By Kristian Buckner | Jun 27, 2013

There's something called writer's block. Heard of it?

If writer's block were an illness I would frequently be plagued. (That's why I don't always write every week, or on time.) In the vast world or art and technology, with everyone's ability to share everything at any given moment, how is it possible to make any original work?

Maybe it's not.

See, that's the problem. Everything has been done already and something new and incredibly different would have to change in the world, like real aliens touching down on Earth for instance, for something new to really be "new." Yet, then the news would get that first. Is there anything really that is original and creative that hasn't been done? Is there advice that hasn't been given? Is there words that haven't been said? Maybe they've been said, just not documented.

I was thinking about that the other day on my way home from work, but I didn't know how to say it, or if it even deserved to be said. (Especially since it's probably already been said.) The real question entirely is:

How does an artist survive with no really "new materials" in the world, especially writers?

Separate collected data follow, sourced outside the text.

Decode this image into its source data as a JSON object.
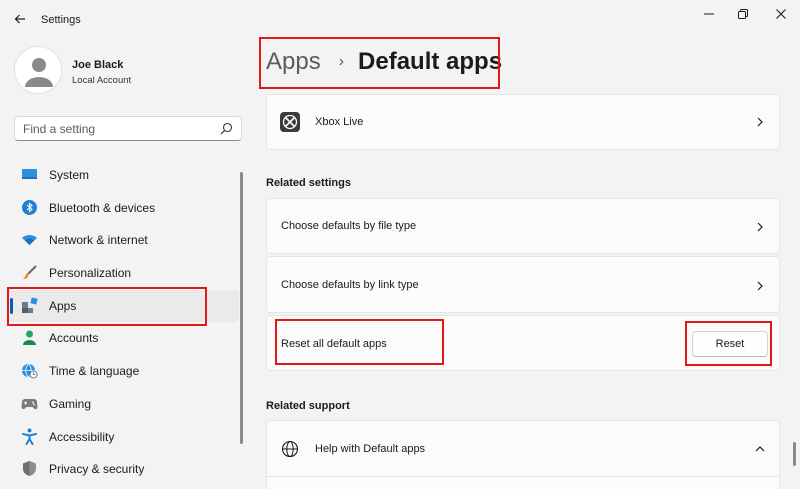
{
  "window": {
    "title": "Settings",
    "controls": [
      "minimize-icon",
      "restore-icon",
      "close-icon"
    ]
  },
  "profile": {
    "name": "Joe Black",
    "account_type": "Local Account"
  },
  "search": {
    "placeholder": "Find a setting",
    "value": ""
  },
  "sidebar": {
    "items": [
      {
        "label": "System",
        "icon": "monitor-icon"
      },
      {
        "label": "Bluetooth & devices",
        "icon": "bluetooth-icon"
      },
      {
        "label": "Network & internet",
        "icon": "wifi-icon"
      },
      {
        "label": "Personalization",
        "icon": "brush-icon"
      },
      {
        "label": "Apps",
        "icon": "apps-icon",
        "selected": true
      },
      {
        "label": "Accounts",
        "icon": "person-icon"
      },
      {
        "label": "Time & language",
        "icon": "globe-clock-icon"
      },
      {
        "label": "Gaming",
        "icon": "gamepad-icon"
      },
      {
        "label": "Accessibility",
        "icon": "accessibility-icon"
      },
      {
        "label": "Privacy & security",
        "icon": "shield-icon"
      }
    ]
  },
  "breadcrumb": {
    "parent": "Apps",
    "separator": "›",
    "current": "Default apps"
  },
  "apps_list": {
    "xbox": "Xbox Live"
  },
  "related_settings": {
    "title": "Related settings",
    "by_file_type": "Choose defaults by file type",
    "by_link_type": "Choose defaults by link type",
    "reset_label": "Reset all default apps",
    "reset_button": "Reset"
  },
  "related_support": {
    "title": "Related support",
    "help": "Help with Default apps"
  },
  "colors": {
    "accent": "#005fb8",
    "highlight": "#e01a1a",
    "background": "#f3f3f3",
    "card": "#fbfbfb"
  }
}
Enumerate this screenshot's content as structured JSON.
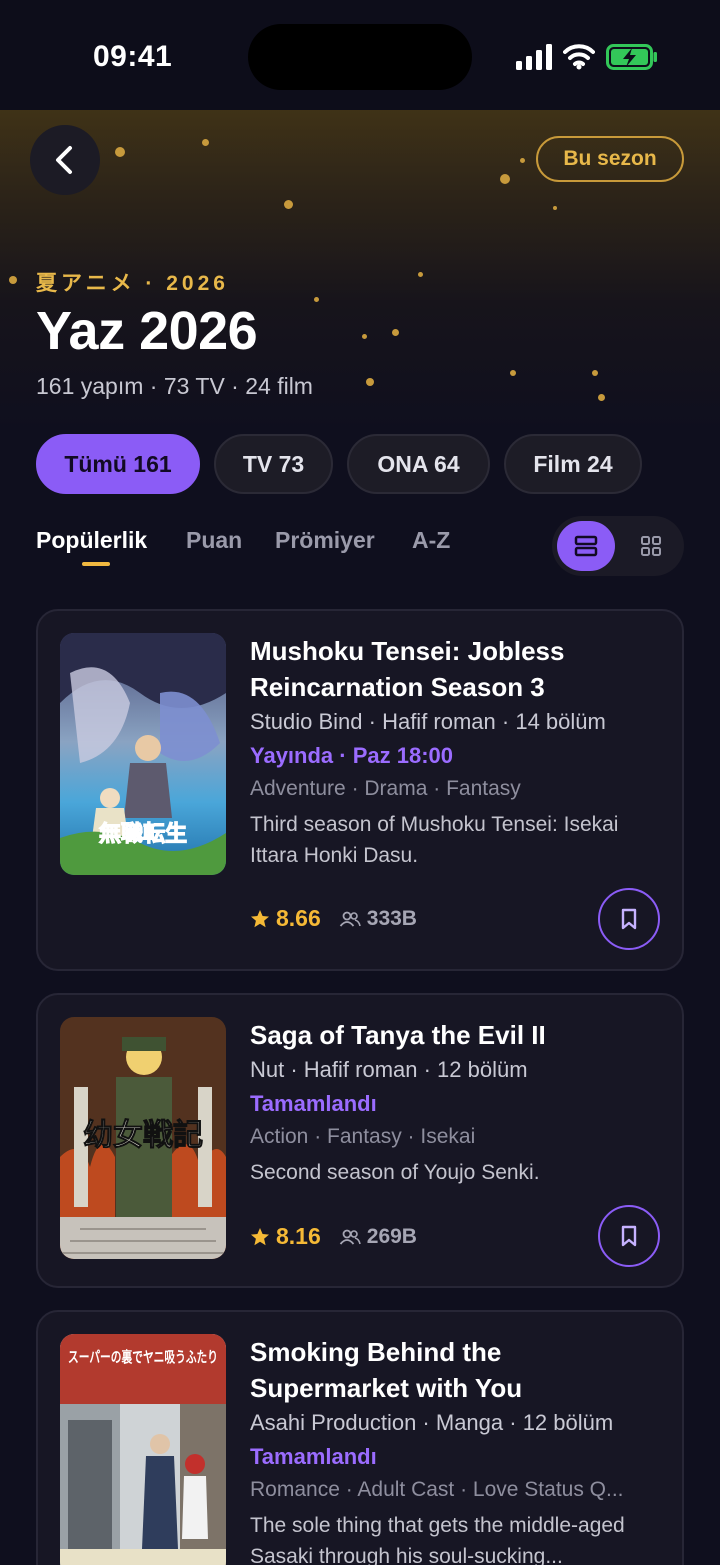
{
  "status": {
    "time": "09:41"
  },
  "header": {
    "season_button": "Bu sezon",
    "kicker": "夏アニメ · 2026",
    "title": "Yaz 2026",
    "subtitle": "161 yapım · 73 TV · 24 film"
  },
  "filters": [
    {
      "label": "Tümü 161",
      "active": true
    },
    {
      "label": "TV 73",
      "active": false
    },
    {
      "label": "ONA 64",
      "active": false
    },
    {
      "label": "Film 24",
      "active": false
    }
  ],
  "sort_tabs": [
    {
      "label": "Popülerlik",
      "active": true
    },
    {
      "label": "Puan",
      "active": false
    },
    {
      "label": "Prömiyer",
      "active": false
    },
    {
      "label": "A-Z",
      "active": false
    }
  ],
  "view_mode": "list",
  "colors": {
    "accent": "#8b5cf6",
    "gold": "#e8b84a",
    "background": "#0f0f1e",
    "card": "#171624"
  },
  "anime": [
    {
      "title": "Mushoku Tensei: Jobless Reincarnation Season 3",
      "meta": "Studio Bind · Hafif roman · 14 bölüm",
      "status": "Yayında · Paz 18:00",
      "genres": "Adventure · Drama · Fantasy",
      "description": "Third season of Mushoku Tensei: Isekai Ittara Honki Dasu.",
      "score": "8.66",
      "members": "333B",
      "poster_text": "無職転生"
    },
    {
      "title": "Saga of Tanya the Evil II",
      "meta": "Nut · Hafif roman · 12 bölüm",
      "status": "Tamamlandı",
      "genres": "Action · Fantasy · Isekai",
      "description": "Second season of Youjo Senki.",
      "score": "8.16",
      "members": "269B",
      "poster_text": "幼女戦記"
    },
    {
      "title": "Smoking Behind the Supermarket with You",
      "meta": "Asahi Production · Manga · 12 bölüm",
      "status": "Tamamlandı",
      "genres": "Romance · Adult Cast · Love Status Q...",
      "description": "The sole thing that gets the middle-aged Sasaki through his soul-sucking...",
      "poster_text": "スーパーの裏でヤニ吸うふたり"
    }
  ]
}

Someone, somewhere, at some point once said: "We write what we know." And well, it's true. Writers can only really write what they know. I can only really write about experiences I know about, things I heard of, memories I have of people. It's sort of like our dreams. Our minds don't, and can't come up with genuinely new things. Every face in our dreams, every voice that we hear, even if put together in a different way are all bits and pieces of things we've experienced.

So what's the point?

What's the point in creating when something like it has already been done? Is originality really possible or are we doomed to be stuck inside a realm of pre-made molds for us to fill, take out, and call "new?"